Impaired Social Learning Predicts Reduced Real-life Motivation in Individuals with Depression: A Computational fMRI Study

2019 
Background: Major depressive disorder is associated with altered social functioning and impaired learning, on both the behavioural and the neural level. These deficits are likely related, considering that successful social interactions require learning to predict other peoples emotional responses. Yet, there is little research examining this relation. Methods: Forty-three individuals with high (HD, N=21) and low (LD, N=22) depression scores answered questions regarding their real-life social experiences and performed a social learning task during fMRI scanning. As part of the task, subjects learned associations between name cues and rewarding (happy faces) or aversive (fearful faces) social outcomes. Using computational modelling, behavioural and neural correlates of social learning were examined and related to real-life social experiences. Results: HD participants reported reduced motivation to engage in real-life social activities and demonstrated elevated uncertainty about social outcomes in the task. Moreover, HD subjects displayed altered encoding of social reward predictions in the insula, temporal lobe and parietal lobe. Interestingly, across all subjects, higher task uncertainty and reduced parietal prediction encoding were associated with decreased motivation to engage in real-life social activities.
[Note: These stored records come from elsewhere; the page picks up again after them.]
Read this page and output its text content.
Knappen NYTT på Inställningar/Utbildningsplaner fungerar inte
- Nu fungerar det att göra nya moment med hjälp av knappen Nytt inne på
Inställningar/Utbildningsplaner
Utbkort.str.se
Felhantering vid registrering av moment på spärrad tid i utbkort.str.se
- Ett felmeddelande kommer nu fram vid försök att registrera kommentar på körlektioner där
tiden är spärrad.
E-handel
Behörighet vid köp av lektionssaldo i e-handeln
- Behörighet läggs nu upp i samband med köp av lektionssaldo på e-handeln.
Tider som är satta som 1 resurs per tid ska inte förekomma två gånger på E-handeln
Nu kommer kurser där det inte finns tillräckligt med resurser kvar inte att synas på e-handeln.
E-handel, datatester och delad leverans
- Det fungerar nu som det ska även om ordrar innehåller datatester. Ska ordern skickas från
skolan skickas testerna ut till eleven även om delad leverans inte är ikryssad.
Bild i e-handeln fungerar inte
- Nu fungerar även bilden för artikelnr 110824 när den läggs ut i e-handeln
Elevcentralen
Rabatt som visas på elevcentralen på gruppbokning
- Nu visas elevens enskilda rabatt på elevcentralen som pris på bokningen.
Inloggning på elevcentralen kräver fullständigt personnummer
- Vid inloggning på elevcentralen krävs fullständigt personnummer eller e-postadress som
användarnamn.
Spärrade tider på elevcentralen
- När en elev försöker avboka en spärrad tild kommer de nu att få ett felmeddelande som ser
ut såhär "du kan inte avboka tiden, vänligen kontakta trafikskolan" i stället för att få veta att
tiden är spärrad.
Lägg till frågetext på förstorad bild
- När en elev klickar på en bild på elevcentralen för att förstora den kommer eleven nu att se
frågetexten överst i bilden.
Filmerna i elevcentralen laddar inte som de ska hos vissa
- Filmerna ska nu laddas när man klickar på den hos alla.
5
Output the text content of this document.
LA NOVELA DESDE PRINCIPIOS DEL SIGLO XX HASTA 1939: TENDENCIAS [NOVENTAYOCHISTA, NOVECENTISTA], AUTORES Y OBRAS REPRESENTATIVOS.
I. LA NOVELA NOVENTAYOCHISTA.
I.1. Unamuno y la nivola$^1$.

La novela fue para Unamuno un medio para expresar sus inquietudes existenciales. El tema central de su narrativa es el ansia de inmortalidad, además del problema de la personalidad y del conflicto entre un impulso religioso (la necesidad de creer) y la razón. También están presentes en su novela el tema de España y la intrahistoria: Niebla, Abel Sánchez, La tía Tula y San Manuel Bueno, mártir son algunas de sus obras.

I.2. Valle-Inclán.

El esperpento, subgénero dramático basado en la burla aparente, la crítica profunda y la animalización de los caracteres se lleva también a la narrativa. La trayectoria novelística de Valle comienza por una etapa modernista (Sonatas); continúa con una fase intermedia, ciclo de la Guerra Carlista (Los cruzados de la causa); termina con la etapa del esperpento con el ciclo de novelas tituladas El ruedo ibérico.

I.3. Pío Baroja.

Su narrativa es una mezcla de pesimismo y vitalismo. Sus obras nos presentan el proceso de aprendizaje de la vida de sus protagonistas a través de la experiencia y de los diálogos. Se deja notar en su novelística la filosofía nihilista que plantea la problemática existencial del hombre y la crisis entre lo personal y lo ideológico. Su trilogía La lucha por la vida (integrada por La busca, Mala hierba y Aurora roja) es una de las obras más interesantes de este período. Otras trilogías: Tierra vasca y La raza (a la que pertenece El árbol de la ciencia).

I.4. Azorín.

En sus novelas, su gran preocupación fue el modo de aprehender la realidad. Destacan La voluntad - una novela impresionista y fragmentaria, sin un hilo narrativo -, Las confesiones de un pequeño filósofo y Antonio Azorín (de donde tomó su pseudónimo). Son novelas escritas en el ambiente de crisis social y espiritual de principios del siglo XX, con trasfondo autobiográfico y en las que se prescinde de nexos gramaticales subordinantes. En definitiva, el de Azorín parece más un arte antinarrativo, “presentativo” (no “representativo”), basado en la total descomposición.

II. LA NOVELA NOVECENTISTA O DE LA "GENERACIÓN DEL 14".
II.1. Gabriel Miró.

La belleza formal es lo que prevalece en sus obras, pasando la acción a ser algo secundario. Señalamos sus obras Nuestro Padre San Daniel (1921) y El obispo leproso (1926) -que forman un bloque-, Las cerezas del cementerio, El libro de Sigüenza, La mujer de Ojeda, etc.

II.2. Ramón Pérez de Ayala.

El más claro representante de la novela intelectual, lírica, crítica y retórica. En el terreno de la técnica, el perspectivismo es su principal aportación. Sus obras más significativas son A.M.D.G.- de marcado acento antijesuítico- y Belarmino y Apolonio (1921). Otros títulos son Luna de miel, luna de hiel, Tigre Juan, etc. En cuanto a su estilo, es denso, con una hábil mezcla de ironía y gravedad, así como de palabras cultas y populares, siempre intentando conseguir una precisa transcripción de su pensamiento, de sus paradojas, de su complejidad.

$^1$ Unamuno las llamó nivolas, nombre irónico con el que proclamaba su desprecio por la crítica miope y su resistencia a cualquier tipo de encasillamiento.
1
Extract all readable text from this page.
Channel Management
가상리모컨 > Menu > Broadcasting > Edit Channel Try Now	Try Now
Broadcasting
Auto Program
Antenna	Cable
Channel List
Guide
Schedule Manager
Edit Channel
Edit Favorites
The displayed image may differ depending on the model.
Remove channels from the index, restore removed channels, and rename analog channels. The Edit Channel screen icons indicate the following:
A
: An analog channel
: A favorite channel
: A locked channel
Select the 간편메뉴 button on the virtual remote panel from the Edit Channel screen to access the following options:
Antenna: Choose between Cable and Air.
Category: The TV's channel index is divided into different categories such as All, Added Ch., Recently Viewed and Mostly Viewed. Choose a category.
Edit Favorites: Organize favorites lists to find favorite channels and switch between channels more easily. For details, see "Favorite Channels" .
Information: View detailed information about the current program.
Limitations: The size of the included sample was relatively small. The results should thus be regarded as preliminary and replications in larger samples are called for. Conclusion: Taken together, our findings suggest that reduced learning from social outcomes may impair depressed individuals ability to predict other peoples responses in real life, which renders social situations uncertain. This uncertainty, in turn, may contribute to reduced social engagement (motivation) in depression.